Italy Training Session And Press Conference Photo by Claudio Villa/Getty Images

Speaking of Zaniolo... He has yet to be capped for Italy, but if his Roma form is any indication, he should have a long prosperous national team career. Zaniolo was called up by Mancini in September before he ever made a Serie A appearance and will look to get his first cap in the coming week. If he keeps up his fine form, Zaniolo should be an Italy fixture for a long time.

Burning Questions

Who will score the goals?

Italy’s biggest issue since the failed World Cup qualification has been a dearth of goals from its forwards. Striker has been the biggest issue with nobody grabbing the reigns and making the position his own in recent years. Despite bagging plenty of league goals, Ciro Immobile and Andrea Belotti have yet to find similar success in Azzurro. Perhaps on fire 36- year-old Fabio Quagliarella can provide at least a short term solution for the upcoming qualifiers.
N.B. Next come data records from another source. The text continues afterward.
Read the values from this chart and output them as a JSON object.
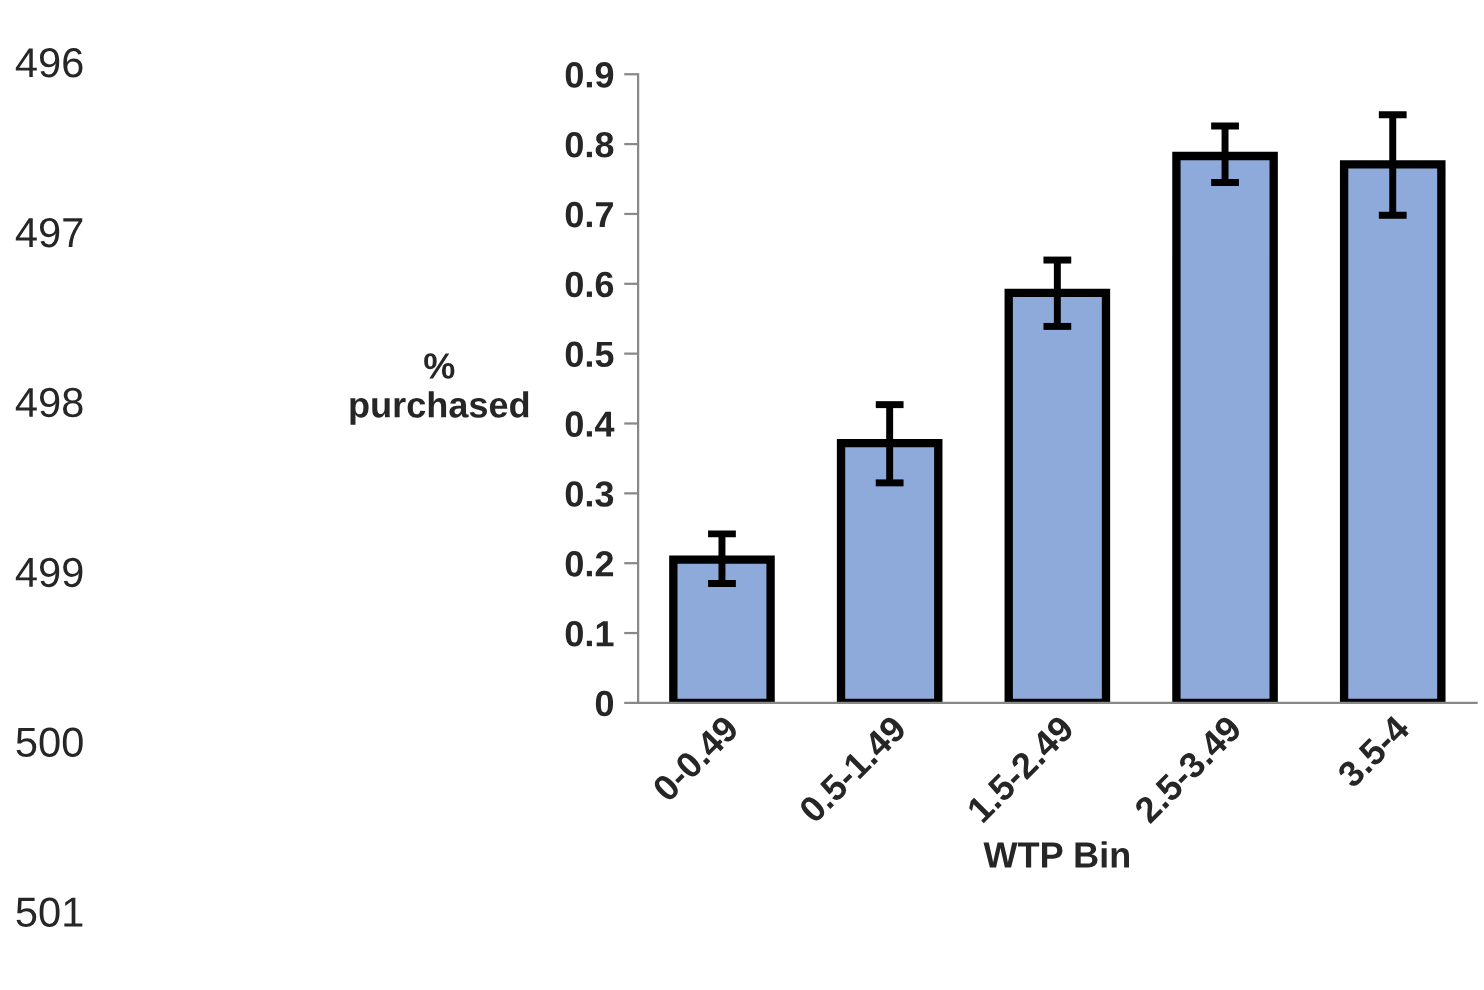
{
  "chart_data": {
    "type": "bar",
    "categories": [
      "0-0.49",
      "0.5-1.49",
      "1.5-2.49",
      "2.5-3.49",
      "3.5-4"
    ],
    "values": [
      0.205,
      0.372,
      0.587,
      0.783,
      0.771
    ],
    "errors": [
      [
        0.171,
        0.242
      ],
      [
        0.315,
        0.427
      ],
      [
        0.539,
        0.634
      ],
      [
        0.745,
        0.826
      ],
      [
        0.698,
        0.842
      ]
    ],
    "color": "#8eaadb",
    "xlabel": "WTP Bin",
    "ylabel": "%\npurchased",
    "ylim": [
      0,
      0.9
    ],
    "yticks": [
      0,
      0.1,
      0.2,
      0.3,
      0.4,
      0.5,
      0.6,
      0.7,
      0.8,
      0.9
    ],
    "grid": false,
    "legend": false,
    "annotations": [
      "496",
      "497",
      "498",
      "499",
      "500",
      "501"
    ]
  }
}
Will Mario Balotelli be given another chance?

Balotelli was last called up in September, after a prior recall by Mancini in May 2018, his first since World Cup 2014. Balotelli’s bad boy attitude stunted what looked like a top class career. However, the 28-year-old has flown under the radar bit since his move to France in 2016. After seasons of 17 and 26 goals for Nice, Balotelli has scored five times since a January move to Marseilles. Mancini is very familiar with Balotelli, having coached him at Inter and City. If he keeps up his fine form and keeps walking the straight and narrow, one wonders if he can’t be the answer for Italy at the #9 position.

Will Alessio Romagnoli be the next great Italian CB?

Over the years, Italy has seen countless world class center backs in its ranks; Paolo Maldini, Alessandro Nesta, Fabio Cannavaro, and Chiellini just to name a few. With Chiellini and Bonucci both on the wrong side of 30, the Azzurri will need an heir. And that heir looks like it could be Roma youth product Romagnoli, who has become the leader of Milan’s back line. When I chatted with Milan Club Philly founder David Fante, who watches Romagnoli on a weekly basis he gave me this assessment.

Bo-whocci? Romagnoli is the real deal. He’s calm and carries an air of authority that’s essential in a captain. His greatest strength is being a smart, well positioned player, and his presence on the pitch gives me confidence (or at least some relief) that it’s not the defensive side of things I need to worry about during a match. Unless Donnarumma starts dribbling the ball, but that’s another topic of conversation. I don’t go deep into tactics or player qualities, so I can’t call out specific technical weaknesses, but I think he needs to grow and mature a bit more before he’s accepted as a leader of the Azzurri. I’m sure he’s capable now and will only improve over time, but there’s a bias within FIGC that favors older players (for the most part deservedly) in leadership positions.

For my money, I think Romagnoli has what it takes to lead the Italy back line well past Euro 2020. Now to finding him a post-Bonucci partner. Will the real Mattia Caldara and Daniele Rugani please stand up.

Will Roma continue to play a big role in the squad make up?

Roma currently have four players on the Italy roster and a fifth who will be a part of the mix. Under the recently departed leadership, Roma began to build a nice, young Italian core. With new leadership comes new ideas, so only time will tell if the ‘Italianization’ of Roma continues. Current national team player Gianluca Mancini was rumored to be on way to Rome in the summer, but who knows if that deal dies with Monchi’s departure.

Conclusions

Italy seems to be stocked full of young talent and on the upward trajectory under Mancini. In a group like this, qualification should be a formality. Nonetheless, Italy needs to find a consistent goal threat to ensure that they don’t make qualification more difficult than it needs to be and finish top of the table.